Mit welchen Anliegen kommen Leute mit Lese- und Schreibschwäche zu Ihnen?
Oft sind es sehr bestimmte Dinge, wie das Lesen und Beantworten eines Briefes oder das Ausfüllen eines Formulars. Häufig sind auch allgemeinen Fragen zur Korrespondenz und natürlich zur Rechtschreibung und Grammatik. Wir helfen da individuell.

Per Whatsapp oder SMS schreibt heute ja jeder mehr oder weniger, wie es ihm grad passt. Hilft das Menschen mit Schreibschwäche?
Einerseits ist das eine niederschwellige Möglichkeit, sich auszudrücken. Auf der anderen Seite hilft das natürlich nicht, erworbene Fähigkeiten zu erhalten, gerade wenn man häufig mit Sprachnachrichten kommuniziert. Denn ein Problem ist, dass man das Lesen und Schreiben ebenso wie Kenntnisse in Mathematik oder Informatik auch verlernen kann. Das geht oft schleichend, weil man vielleicht die entsprechende Fähigkeit weder beruflich noch privat regelmässig braucht. Wenn man dann die Kündigung erhält und einen neuen Job braucht, fällt es auf.

Was halten Sie von einfacher Sprache?
Wenn ich sehe, wie selbst ich gewisse Abstimmungsunterlagen oder Formulare zwei Mal lesen muss, um sie zu verstehen, dann kann ich mir gut vorstellen, wie schwierig das erst für funktionale Analphabeten ist. Da sollte man sicher vermehrt auf einfach Sprache setzen. Es ist aber auch immer eine Gratwanderung, weil durch einfache Formulierungen manche Nuancen verloren gehen. Letztlich geht es um Inklusion. Jeder Mensch will selbstständig sein, und wenn ihm bestimmte Fähigkeiten fehlen, dann kann er das nicht.
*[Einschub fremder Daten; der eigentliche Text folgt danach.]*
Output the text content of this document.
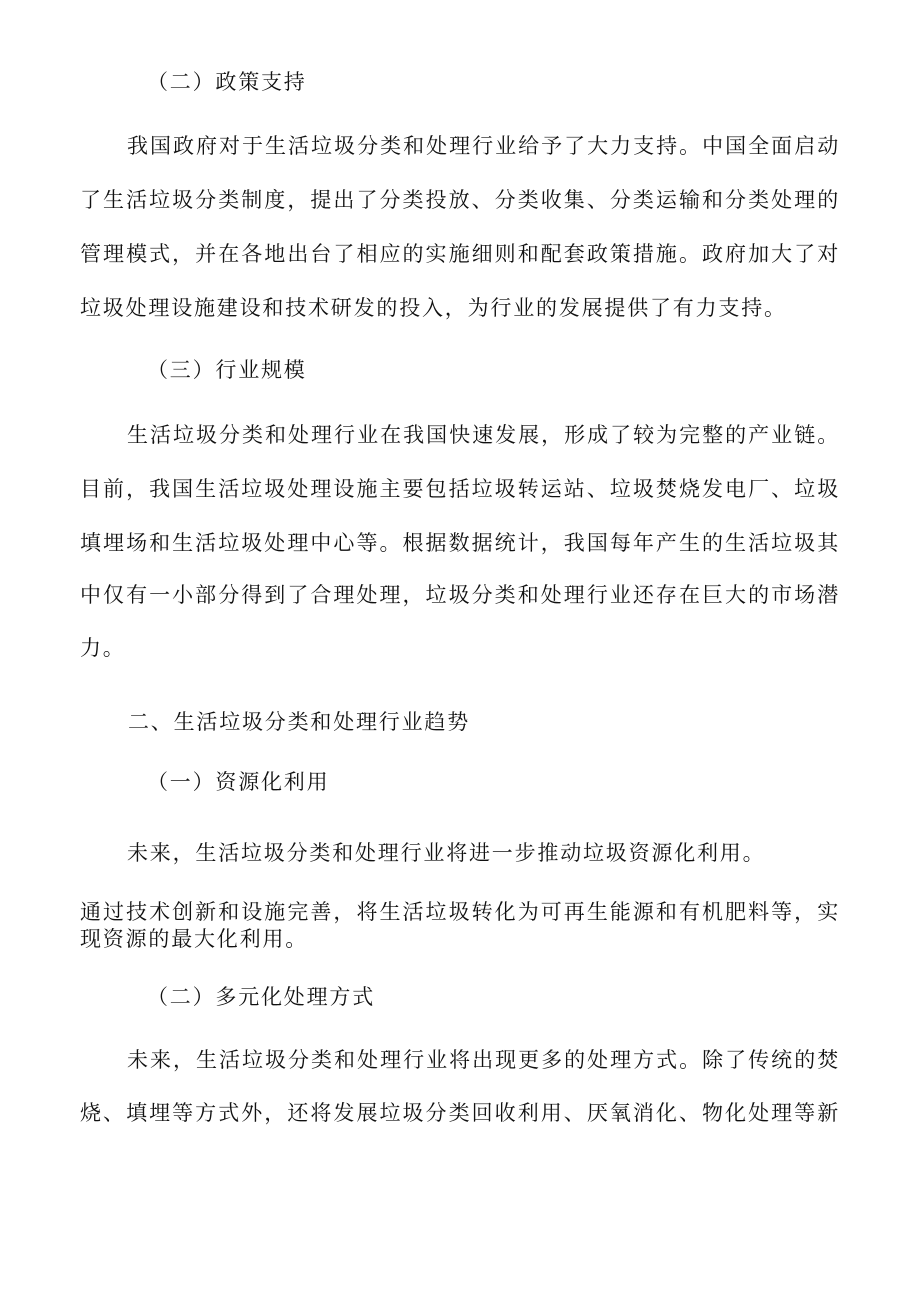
（二）政策支持
我国政府对于生活垃圾分类和处理行业给予了大力支持。中国全面启动
了生活垃圾分类制度，提出了分类投放、分类收集、分类运输和分类处理的
管理模式，并在各地出台了相应的实施细则和配套政策措施。政府加大了对
垃圾处理设施建设和技术研发的投入，为行业的发展提供了有力支持。
（三）行业规模
生活垃圾分类和处理行业在我国快速发展，形成了较为完整的产业链。
目前，我国生活垃圾处理设施主要包括垃圾转运站、垃圾焚烧发电厂、垃圾
填埋场和生活垃圾处理中心等。根据数据统计，我国每年产生的生活垃圾其
中仅有一小部分得到了合理处理，垃圾分类和处理行业还存在巨大的市场潜
力。
二、生活垃圾分类和处理行业趋势
（一）资源化利用
未来，生活垃圾分类和处理行业将进一步推动垃圾资源化利用。
通过技术创新和设施完善，将生活垃圾转化为可再生能源和有机肥料等，实
现资源的最大化利用。
（二）多元化处理方式
未来，生活垃圾分类和处理行业将出现更多的处理方式。除了传统的焚
烧、填埋等方式外，还将发展垃圾分类回收利用、厌氧消化、物化处理等新
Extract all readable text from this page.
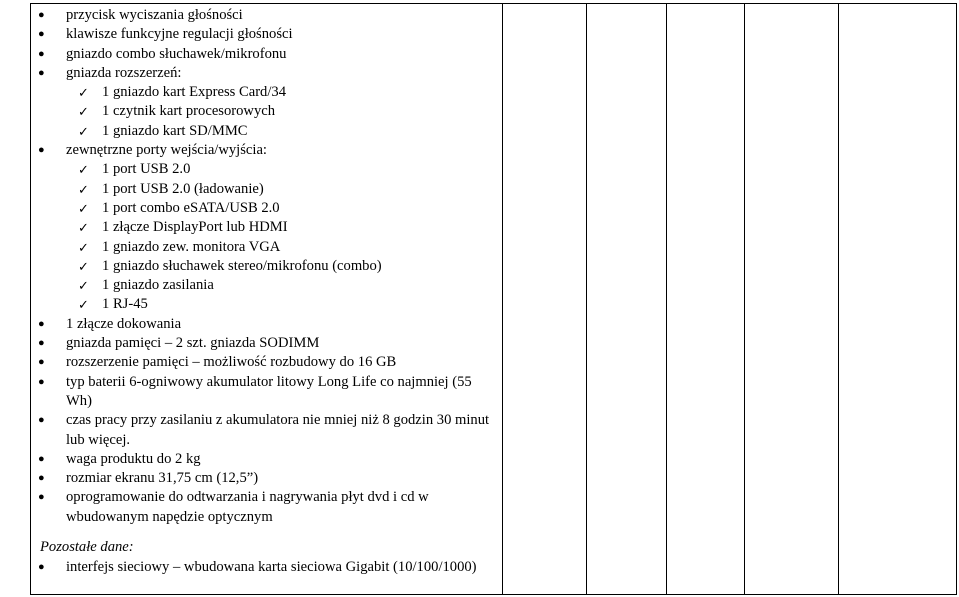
●	przycisk wyciszania głośności
●	klawisze funkcyjne regulacji głośności
●	gniazdo combo słuchawek/mikrofonu
●	gniazda rozszerzeń:
✓ 1 gniazdo kart Express Card/34
✓ 1 czytnik kart procesorowych
✓ 1 gniazdo kart SD/MMC
●	zewnętrzne porty wejścia/wyjścia:
✓ 1 port USB 2.0
✓ 1 port USB 2.0 (ładowanie)
✓ 1 port combo eSATA/USB 2.0
✓ 1 złącze DisplayPort lub HDMI
✓ 1 gniazdo zew. monitora VGA
✓ 1 gniazdo słuchawek stereo/mikrofonu (combo)
✓ 1 gniazdo zasilania
✓ 1 RJ-45
●	1 złącze dokowania
●	gniazda pamięci – 2 szt. gniazda SODIMM
●	rozszerzenie pamięci – możliwość rozbudowy do 16 GB
●	typ baterii 6-ogniwowy akumulator litowy Long Life co najmniej (55 Wh)
●	czas pracy przy zasilaniu z akumulatora nie mniej niż 8 godzin 30 minut lub więcej.
●	waga produktu do 2 kg
●	rozmiar ekranu 31,75 cm (12,5”)
●	oprogramowanie do odtwarzania i nagrywania płyt dvd i cd w wbudowanym napędzie optycznym
Pozostałe dane:
●	interfejs sieciowy – wbudowana karta sieciowa Gigabit (10/100/1000)
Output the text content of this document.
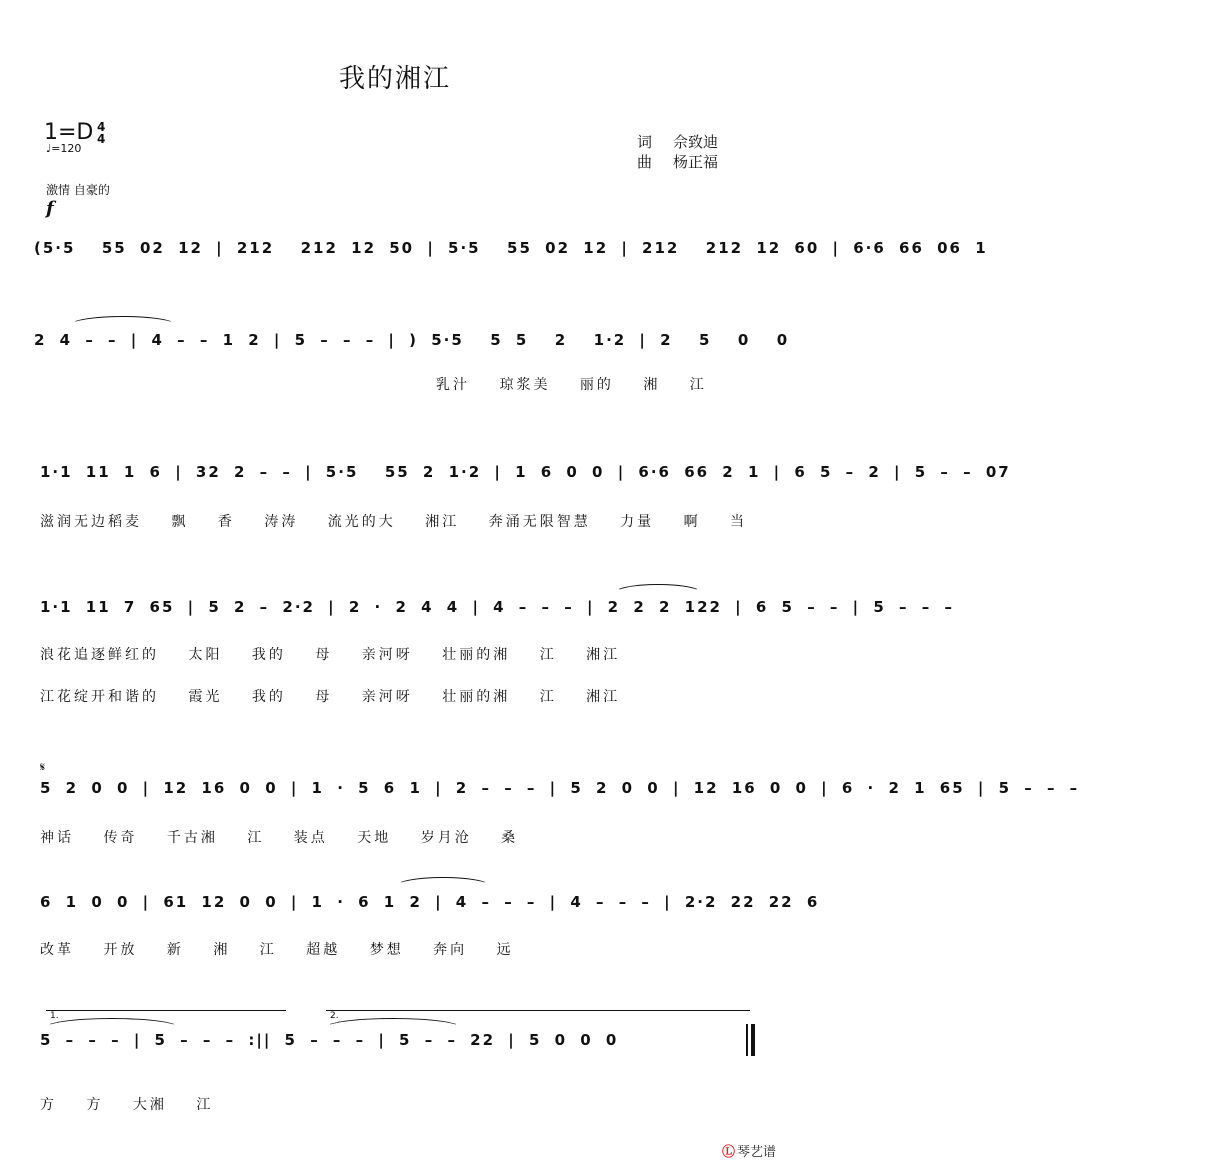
我的湘江
1=D 4
4
♩=120	词 佘致迪
曲 杨正福
激情 自豪的
f
(5·5  55 02 12 | 212  212 12 50 | 5·5  55 02 12 | 212  212 12 60 | 6·6 66 06 1
2 4 – – | 4 – – 1 2 | 5 – – – | ) 5·5  5 5  2  1·2 | 2  5  0  0
乳汁 琼浆美 丽的 湘 江
1·1 11 1 6 | 32 2 – – | 5·5  55 2 1·2 | 1 6 0 0 | 6·6 66 2 1 | 6 5 – 2 | 5 – – 07
滋润无边稻麦 飘 香 涛涛 流光的大 湘江 奔涌无限智慧 力量 啊 当
1·1 11 7 65 | 5 2 – 2·2 | 2 · 2 4 4 | 4 – – – | 2 2 2 122 | 6 5 – – | 5 – – –
浪花追逐鲜红的 太阳 我的 母 亲河呀 壮丽的湘 江 湘江
江花绽开和谐的 霞光 我的 母 亲河呀 壮丽的湘 江 湘江
𝄋
5 2 0 0 | 12 16 0 0 | 1 · 5 6 1 | 2 – – – | 5 2 0 0 | 12 16 0 0 | 6 · 2 1 65 | 5 – – –
神话 传奇 千古湘 江 装点 天地 岁月沧 桑
6 1 0 0 | 61 12 0 0 | 1 · 6 1 2 | 4 – – – | 4 – – – | 2·2 22 22 6
改革 开放 新 湘 江 超越 梦想 奔向 远
1.	2.
5 – – – | 5 – – – :|| 5 – – – | 5 – – 22 | 5 0 0 0
方 方 大湘 江
Ⓛ 琴艺谱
* Mariann Schwaller ist ehemalige Kindergärtnerin und arbeitet heute als Lernstubenanimatorin in Dübendorf sowie als Kundenberaterin für die Stiftung WBK im Bereich Spielgruppen mit Deutschförderung in Opfikon.

Lernstube Dübendorf

In der Lernstube an der Bettlistrasse 22 in Dübendorf können Interessierte ihre Fähigkeiten im Lesen und Schreiben verbessern, und sie können lernen, ihren Computer oder ihr Handy besser zu bedienen. Der Besuch der Lernstube ist gratis. Es gibt diverse Aktivität und eine Bewerbungswerkstatt. Für manche Angebote braucht es eine Anmeldung. Mehr Informationen gibt es auf der Website der Stiftung Weiterbildungskurse Dübendorf (WBK) www.wbk.ch.

Im Rahmen des Weltalphabetisierungstages am 8. September und anlässlich des zweijährigen Bestehens der Lernstube gibt es am kommenden Dienstag und Donnerstag die Möglichkeit, ganz ungezwungen Lernstubenluft zu schnuppern. Um für das Thema zu sensibilisieren, organisiert das Team verschiedene Inputs zu den Angeboten.